Other “No” voters thought the deal was too lenient on the FARC rebels. How were they entitled to seats in representative governance after years of engaging in warfare that was often at civilians’ expense? Of course, FARC will retort that the government and paramilitaries have killed scores more along the way, and has backed U.S. funded death squads in the past, and that without FARC the poor subsistence farmers of Colombia would have no voice whatsoever. My intention here is not to pardon one side more than the other, nor should we be too quick to draw a false equivalency here either as the history is far more nuanced than this short reaction piece allows, and for that matter I am not an expert on Colombian history and politics.

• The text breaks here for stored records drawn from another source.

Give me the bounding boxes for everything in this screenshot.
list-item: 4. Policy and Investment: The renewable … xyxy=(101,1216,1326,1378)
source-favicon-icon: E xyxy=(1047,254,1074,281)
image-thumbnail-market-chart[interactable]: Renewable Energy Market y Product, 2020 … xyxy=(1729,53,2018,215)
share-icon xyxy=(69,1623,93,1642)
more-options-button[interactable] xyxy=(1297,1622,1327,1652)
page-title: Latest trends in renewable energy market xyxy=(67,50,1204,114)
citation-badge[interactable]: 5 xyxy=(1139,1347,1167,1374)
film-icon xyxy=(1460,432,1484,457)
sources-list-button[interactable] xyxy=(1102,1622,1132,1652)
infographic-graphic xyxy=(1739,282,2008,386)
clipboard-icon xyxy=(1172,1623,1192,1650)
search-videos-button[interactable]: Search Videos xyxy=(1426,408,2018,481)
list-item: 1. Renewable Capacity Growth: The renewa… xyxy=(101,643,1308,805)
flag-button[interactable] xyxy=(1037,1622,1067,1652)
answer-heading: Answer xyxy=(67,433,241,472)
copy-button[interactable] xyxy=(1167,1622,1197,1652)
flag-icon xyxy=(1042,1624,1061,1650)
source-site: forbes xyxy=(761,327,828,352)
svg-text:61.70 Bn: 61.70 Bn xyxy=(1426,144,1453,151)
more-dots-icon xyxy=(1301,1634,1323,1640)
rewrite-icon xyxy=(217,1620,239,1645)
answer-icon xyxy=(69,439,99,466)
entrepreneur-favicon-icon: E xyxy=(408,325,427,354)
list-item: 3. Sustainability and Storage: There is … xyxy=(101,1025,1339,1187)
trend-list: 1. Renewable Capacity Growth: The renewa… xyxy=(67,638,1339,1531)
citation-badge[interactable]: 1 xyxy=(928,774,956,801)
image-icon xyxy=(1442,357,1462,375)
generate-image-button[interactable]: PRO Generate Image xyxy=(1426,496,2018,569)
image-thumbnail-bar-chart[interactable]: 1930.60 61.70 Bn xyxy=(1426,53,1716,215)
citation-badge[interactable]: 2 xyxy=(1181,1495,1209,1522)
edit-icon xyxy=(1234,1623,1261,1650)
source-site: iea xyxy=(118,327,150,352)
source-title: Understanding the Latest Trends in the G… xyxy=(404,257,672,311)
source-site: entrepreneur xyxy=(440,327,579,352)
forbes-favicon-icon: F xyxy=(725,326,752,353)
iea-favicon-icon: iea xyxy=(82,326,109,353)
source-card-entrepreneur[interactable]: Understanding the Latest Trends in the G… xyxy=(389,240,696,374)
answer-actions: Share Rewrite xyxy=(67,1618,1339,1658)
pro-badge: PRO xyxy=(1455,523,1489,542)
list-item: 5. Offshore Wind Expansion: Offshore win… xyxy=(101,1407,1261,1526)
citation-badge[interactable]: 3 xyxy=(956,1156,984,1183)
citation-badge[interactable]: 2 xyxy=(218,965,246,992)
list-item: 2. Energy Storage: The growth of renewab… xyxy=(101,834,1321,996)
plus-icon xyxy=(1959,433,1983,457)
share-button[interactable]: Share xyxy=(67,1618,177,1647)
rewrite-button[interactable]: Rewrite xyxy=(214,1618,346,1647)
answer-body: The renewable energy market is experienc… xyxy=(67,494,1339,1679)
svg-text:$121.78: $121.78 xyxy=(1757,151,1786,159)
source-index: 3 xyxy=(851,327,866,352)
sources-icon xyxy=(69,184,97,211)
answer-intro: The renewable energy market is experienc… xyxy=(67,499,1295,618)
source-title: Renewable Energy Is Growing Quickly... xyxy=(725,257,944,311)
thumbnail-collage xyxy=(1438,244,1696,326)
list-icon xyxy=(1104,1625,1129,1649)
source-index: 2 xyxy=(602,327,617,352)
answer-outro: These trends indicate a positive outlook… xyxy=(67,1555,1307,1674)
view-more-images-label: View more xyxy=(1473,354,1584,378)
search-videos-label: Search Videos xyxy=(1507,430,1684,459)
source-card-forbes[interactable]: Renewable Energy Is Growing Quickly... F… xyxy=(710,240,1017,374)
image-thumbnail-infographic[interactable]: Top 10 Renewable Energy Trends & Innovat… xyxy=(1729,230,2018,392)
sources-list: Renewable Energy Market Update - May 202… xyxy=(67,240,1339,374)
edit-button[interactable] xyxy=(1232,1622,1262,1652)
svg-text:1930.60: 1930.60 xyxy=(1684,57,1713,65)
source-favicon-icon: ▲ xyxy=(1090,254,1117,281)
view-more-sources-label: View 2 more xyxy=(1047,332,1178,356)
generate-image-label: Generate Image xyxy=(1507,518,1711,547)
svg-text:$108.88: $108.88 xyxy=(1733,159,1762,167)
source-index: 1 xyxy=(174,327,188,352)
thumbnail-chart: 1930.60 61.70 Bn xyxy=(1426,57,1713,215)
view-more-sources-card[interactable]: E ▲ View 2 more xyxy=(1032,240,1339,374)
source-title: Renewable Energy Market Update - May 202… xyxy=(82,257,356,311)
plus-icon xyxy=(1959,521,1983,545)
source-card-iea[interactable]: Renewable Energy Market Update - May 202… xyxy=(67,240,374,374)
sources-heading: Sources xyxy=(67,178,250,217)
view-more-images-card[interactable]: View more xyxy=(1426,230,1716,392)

But the point, and Nolen hits on this more than anything else, is that for many Colombians this was a difficult decision–certainly one that was less straightforward than the simple question of whether they wanted a war to end or not. The majority that voted, quite apparently, felt that the alternative to war was too risky. And the vote was, once again, driven by a deep distrust for the two factions sticking to their word and the feeling that the deal would let the rebels off without adequate justice being served.
So I think the response of dismay that has swept across the West in the aftermath of the vote may not fully appreciate how complicated this vote was for Colombians. It bears repeating: it isn’t as if the choice was simply war or peace, and they made the moronic decision to choose war. This depiction of Colombian voters insults their intelligence, and frankly calls into question our trust in democracy at large. If one espouses democracy up and until the point one doesn’t get their way, then they would seem to have never been a democrat (with a small “d”) at all.
However, this is not to say that the result isn’t a bitter pill to swallow. Provinces that have been hardest hit by the conflict voted “Yes,” and quite emphatically at that with rural Choco coming in at 80%. In the town of Bojaya where a church bombing took the lives of 119 people, that number came in at 96%. So it appears that those who have been caught in the crosshairs of the conflict the most overwhelmingly desired for it to end, and now that won’t be the case. Comparing apples and oranges a little, but it reminds me of the Scottish Independence referendum, and how it was Glasgow, and its poorest sections in particular, that backed it the most only to of course lose out in the end.
I’m not sure where it goes from here. You had a center-right president and a Marxist-Leninist rebel group put their respective legacies on the line in hopes of compromise, and after 4 years of negotiations it was the unlikeliest party of all that didn’t endorse the deal they crafted: the people. I’m sure they will publicly state that they will continue to try and work together to strike a deal that everyone is comfortable with endorsing, but it is equally possible to imagine a situation where they are branded as sell-outs by more extreme factions in their ranks who will drive their followers further away from cooperating with one another.
What happens next is unclear. We may look back on this result as a good one if negotiations lead to a richer agreement–perhaps one that the Colombian people deem to be fairer with respect to compensatory mandates and justice. It could just as easily go down as a chance squandered, a deal that could’ve brought peace to the regions of Colombia that desired it the most.